The United States of America in contrast seemed to lay untouched and pristine. The land of promise.
The folly of
unrestricted immigration had long been resented by concerned Americans and now
the land of promise looked even more promising to Europeans. Concerned Americans feared an inundation of
Europeans. God only knew how many. The nation of Jewry planned to remove their
entire populations of wretched refuse, to quote the Statue of Liberty, to these
promising shores. Fearful of the
reaction to a conspicuous inundation of
Ellis Island, the ports of Corpus Christie and New Orleans had been prepped at
great cost for their arrival. While the Jews
pretend that no one knew or knows of this, concerned citizens trembled at the
threat.
Fortunately,
these ignorant Americans who couldn’t do the right thing had elected a President
who could: Warren G. Harding. There is a great similarity between Warren G.
Harding and his successor a hundred years later, Donald Trump. Both have understood the threats to America.
Harding quietly
moved to outlaw the Communist Party, although the outlawry was rescinded by the powerful organized Communist’s fellow travelers
and Pinkos. Still Harding was able to
place restrictions on immigration that ended the threat of any mass invasion
from Europe.

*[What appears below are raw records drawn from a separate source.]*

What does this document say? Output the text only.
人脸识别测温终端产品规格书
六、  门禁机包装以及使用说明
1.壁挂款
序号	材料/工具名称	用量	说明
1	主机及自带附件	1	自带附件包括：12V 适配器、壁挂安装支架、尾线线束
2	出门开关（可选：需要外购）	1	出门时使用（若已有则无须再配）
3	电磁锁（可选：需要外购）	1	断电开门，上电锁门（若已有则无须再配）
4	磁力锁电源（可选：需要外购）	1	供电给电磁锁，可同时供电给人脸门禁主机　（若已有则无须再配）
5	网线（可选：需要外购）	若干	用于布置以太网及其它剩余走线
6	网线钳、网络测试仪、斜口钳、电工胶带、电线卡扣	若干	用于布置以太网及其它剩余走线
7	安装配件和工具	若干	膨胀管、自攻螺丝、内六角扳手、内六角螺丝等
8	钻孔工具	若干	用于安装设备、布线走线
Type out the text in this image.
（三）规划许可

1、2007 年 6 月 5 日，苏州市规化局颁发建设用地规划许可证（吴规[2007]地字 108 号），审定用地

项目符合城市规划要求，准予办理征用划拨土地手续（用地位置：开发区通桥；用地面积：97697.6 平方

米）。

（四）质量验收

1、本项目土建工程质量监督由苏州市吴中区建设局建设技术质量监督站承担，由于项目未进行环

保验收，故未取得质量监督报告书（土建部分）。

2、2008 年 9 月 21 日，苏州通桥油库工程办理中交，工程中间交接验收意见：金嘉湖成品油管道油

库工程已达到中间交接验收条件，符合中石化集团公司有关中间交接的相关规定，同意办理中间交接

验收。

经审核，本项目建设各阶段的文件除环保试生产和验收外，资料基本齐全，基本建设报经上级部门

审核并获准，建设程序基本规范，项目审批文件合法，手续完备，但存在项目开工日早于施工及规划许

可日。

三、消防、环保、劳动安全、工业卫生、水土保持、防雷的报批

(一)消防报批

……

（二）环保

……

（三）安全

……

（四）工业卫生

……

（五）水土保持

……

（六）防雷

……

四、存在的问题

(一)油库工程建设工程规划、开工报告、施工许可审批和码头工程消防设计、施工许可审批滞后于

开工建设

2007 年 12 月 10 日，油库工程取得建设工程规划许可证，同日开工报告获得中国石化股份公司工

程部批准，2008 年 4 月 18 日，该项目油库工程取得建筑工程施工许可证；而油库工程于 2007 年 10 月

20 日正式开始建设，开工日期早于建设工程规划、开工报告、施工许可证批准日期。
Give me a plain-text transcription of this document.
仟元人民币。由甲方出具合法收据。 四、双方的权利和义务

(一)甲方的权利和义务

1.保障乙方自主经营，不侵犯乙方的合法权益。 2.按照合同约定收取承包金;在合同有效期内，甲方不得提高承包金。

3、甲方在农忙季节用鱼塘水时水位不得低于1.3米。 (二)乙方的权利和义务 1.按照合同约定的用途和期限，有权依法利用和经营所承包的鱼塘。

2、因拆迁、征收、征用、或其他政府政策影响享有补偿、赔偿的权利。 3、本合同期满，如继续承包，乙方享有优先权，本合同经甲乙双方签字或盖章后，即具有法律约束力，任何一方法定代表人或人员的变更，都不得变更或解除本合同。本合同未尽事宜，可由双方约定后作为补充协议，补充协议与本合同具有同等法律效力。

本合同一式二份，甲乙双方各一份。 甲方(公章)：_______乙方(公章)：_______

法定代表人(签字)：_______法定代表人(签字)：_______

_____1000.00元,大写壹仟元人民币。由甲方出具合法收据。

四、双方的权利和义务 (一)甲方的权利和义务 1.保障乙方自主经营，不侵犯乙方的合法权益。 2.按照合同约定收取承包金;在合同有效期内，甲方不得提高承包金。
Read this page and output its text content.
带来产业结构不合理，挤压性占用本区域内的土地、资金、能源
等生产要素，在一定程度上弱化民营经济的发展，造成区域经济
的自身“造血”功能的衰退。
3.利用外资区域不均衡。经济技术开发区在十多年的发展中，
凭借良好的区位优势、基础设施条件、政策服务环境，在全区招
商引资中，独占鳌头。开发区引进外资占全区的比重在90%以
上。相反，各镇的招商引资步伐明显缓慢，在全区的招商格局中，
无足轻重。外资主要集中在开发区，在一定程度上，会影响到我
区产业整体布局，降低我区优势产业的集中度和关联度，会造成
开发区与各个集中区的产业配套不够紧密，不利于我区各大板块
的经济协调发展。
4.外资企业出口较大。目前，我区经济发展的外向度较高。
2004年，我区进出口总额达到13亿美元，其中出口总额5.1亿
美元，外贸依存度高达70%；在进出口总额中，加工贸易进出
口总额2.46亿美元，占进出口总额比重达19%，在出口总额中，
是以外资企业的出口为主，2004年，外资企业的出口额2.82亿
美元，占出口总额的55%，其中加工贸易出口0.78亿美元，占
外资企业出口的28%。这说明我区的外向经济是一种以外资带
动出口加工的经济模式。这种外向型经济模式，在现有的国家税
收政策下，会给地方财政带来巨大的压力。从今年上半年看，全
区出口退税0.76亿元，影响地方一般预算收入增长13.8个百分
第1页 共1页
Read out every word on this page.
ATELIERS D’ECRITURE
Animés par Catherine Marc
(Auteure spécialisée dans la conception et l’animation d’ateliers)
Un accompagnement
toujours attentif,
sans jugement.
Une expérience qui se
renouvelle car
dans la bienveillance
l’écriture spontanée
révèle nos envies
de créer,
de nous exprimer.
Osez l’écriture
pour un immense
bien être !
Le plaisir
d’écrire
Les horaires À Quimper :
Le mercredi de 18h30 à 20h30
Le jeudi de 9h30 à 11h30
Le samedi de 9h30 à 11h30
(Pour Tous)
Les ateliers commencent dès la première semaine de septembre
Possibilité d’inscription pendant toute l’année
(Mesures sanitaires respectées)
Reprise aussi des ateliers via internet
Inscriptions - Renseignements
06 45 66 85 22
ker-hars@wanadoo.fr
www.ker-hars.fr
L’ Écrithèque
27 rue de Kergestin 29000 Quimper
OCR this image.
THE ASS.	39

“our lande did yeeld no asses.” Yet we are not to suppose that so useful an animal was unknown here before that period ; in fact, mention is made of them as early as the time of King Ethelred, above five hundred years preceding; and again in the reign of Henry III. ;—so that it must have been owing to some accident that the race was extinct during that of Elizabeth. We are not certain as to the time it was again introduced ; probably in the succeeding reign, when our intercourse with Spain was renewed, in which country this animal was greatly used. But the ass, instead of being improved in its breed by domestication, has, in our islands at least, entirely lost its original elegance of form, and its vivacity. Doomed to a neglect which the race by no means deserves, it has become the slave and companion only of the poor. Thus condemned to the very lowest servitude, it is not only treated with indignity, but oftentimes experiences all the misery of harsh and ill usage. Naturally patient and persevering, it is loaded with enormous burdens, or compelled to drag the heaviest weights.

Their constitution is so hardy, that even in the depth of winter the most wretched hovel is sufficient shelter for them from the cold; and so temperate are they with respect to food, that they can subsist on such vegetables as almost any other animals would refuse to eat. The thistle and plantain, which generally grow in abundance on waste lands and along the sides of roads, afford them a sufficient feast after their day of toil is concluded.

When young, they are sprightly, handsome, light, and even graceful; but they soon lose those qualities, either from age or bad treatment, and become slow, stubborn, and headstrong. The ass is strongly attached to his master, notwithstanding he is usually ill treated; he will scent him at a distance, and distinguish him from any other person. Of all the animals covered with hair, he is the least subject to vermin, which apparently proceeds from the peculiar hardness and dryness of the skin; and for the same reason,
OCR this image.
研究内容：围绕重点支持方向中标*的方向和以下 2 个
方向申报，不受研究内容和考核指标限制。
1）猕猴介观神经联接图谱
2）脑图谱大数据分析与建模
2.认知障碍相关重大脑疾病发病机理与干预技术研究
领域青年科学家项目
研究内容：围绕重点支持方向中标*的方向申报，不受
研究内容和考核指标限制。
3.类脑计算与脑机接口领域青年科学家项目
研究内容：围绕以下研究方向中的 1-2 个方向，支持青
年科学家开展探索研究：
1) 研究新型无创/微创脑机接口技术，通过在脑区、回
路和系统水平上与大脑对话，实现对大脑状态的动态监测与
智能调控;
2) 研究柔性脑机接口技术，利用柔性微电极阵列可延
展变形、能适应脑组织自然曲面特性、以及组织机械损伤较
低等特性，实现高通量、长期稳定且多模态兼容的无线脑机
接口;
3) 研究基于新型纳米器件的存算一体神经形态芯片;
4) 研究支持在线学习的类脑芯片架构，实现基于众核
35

This would stay in place until 1965. The Jews were forestalled and
stymied.
So, for the
first time since the 1870s the country was to get a respite from the burgeoning
influx of strangers who were creating a very strange land. The mélange of cultures could scarcely be
managed. In an effort to frame the controversy,
the myth of the Melting Pot was created to abey the warring populations. The invasions had not been peaceful,
conflicts had broken out everywhere.
Thus in 1920 America was a land of huge colonies of various European
nationals who had come over in multitudes.
From 1870 to 1920 a third of the entire population of Jewry had invaded
American cities like New York which had the largest single population of Jews
in the world. Newark had a large colony
that spawned their novelist, Philip Roth, who gives a good portrait of the
mental state of Newark Jewry in his paranoid fantasy novel, The Plot Against
America.
The Italians,
or Sicilians, began arriving in numbers in the 1890s. Unable to sustain themselves in their native
island, Sicilians for many decades migrated North in Europe during the summer
months to supply labor, returning to their native isle in the Winter to rest
and spend their money. With the arrival
of the reliable steamship they extended their range to include Argentina,
moving up through Brazil to Central America and finally discovering New York in
the 1890s. they too came in the millions
although they migrated back in the hundreds of thousands. Poles, Czechs, Scandavians had all come. Major parts of their peoples. Swedes nearly formed their own State in
Minnesota. For a long time if you were from
Minnesota you were sure to be taken as a Swede.
The Germans
tried to form German countries in Texas and almost succeeded in St. Louis. The Poles took over in Hamtramck as a
principality surrounded by Detroit. And
of course the Jews in their millions formed colonies everywhere. Today Brooklyn is a Jewish colony with
smaller colonies from New Jersey into the New York State hinterlands. New York, Newark, Chicago, everywhere.
The Jews
were highly organized and managed by wealthy European families like the Rothschilds. The small number of Jews who arrived with the
Forty-Eighters quickly established themselves, becoming wealthy enough to
establish industries to supply the Eastern European Jews with jobs on
arrival. These were tight organizations
where English wasn’t needed as in their density Yiddish served.
The fabulous
technological advances of the times greatly abetted their efforts. The sewing machine opened the needle trades
to them at the propitious moment.
Previous to the nineties clothing had been homemade. As the twentieth century emerged store bought
clothing became the norm. All such
clothing was the province of the Jews.
While sweatshops have been thought American they were of Jewish origin. The German Jews exploited the Eastern Jews
mercilessly.
By 1920,
then, all these European colonies were spread over the land. All of them speaking their native tongues,
speaking a kind of pidgin English.
Accents abounded. The
entertainment industry was practically founded on ethnic humor which lasted
until about 1950. As I was growing up in
Michigan I lived among accents that seemed to mysteriously disappear about 1950
when ethnic humor was banned from radio and TV.